Fresh Out of the Oven: “The Tudors” 3×2 & 3×3

by on Apr.16, 2009, under Television, The Tudors

This coming Sunday’s new episode of The Tudors is worth the viewing.  Spoilers!

I was a little disappointed with the second episode this season.  It wasn’t bad, but was rather uneventful.  The third episode gets things rolling again!

The second episode did have one thing worth mentioning.  The portrayal of Henry VIII has always been off visually.  Part of the hip image Showtime is marketing for this show is the hip look of the King; Jonathan Rhys Meyers is anything but the red-haired round-cheeked stout Henry VIII from our history books.  This season they’ve added more layers than ever to the royal wardrobe, giving an even more robust look to the King.  Through the second episode this season, the King also sported a limp sustained from a jousting injury that has abscessed and will never fully heal.  Although he lost his limp in the third episode, the show is starting to plant the seeds for the transformation of a young Renaissance prince into a sickly, overweight tyrant.
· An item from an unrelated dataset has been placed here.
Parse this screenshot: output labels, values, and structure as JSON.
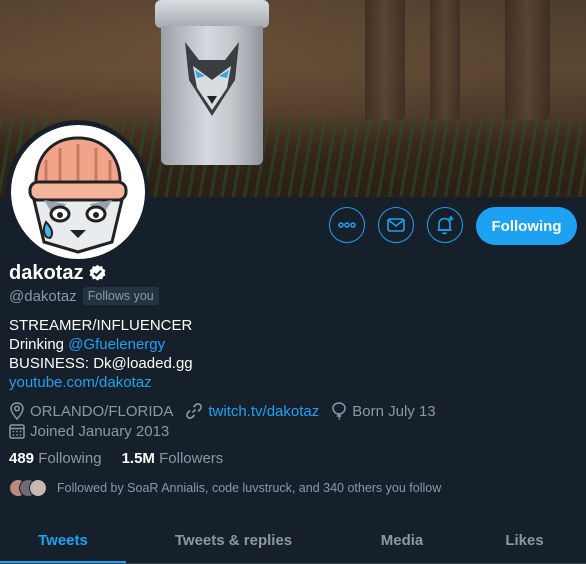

One third-season character I neglected to mention in the review of the season premiere is Robert Aske (played by Gerard McSorley), the leader of the Pilgrimage of Grace, an uprising of 10,000 rebels in Northern England.  He is a very sympathetic guy who seems opposed to violence if it is not absolutely necessary.  With promises of negotiations and a pardon for the insurgents, Aske is lured to Buckingham Palace by promises from the King.  It sucks that Gerard plays him so well, because he’s got me rooting against history that he’ll actually survive further than a couple more episodes!

And Poor Charles Brandon!  Brandon is very troubled right now, thanks to the rebellion.  Having already executed 74 men who were unwilling to sign a declaration of loyalty to the king, Brandon now has to finish the job with hundreds more.  Henry Cavill is wonderful, and I’m sure he’s in for some extensive drama for the rest of the season.

Jane Seymore also is enduring her fair share of drama; she finds out during the third episode that her father has died and her husband is cheating on her!  However, she does successfully reunite her husband with his two daughters, a task that is very important to her.  And she’s finally pregnant, although she is blissfully unaware that she is doomed to die in childbirth.

The preview for the fourth episode looks great!  Time passes fast on this show and it looks as though all nine months have passed and it’s childbirth time.  Medieval childbirth is gross.  Can’t wait.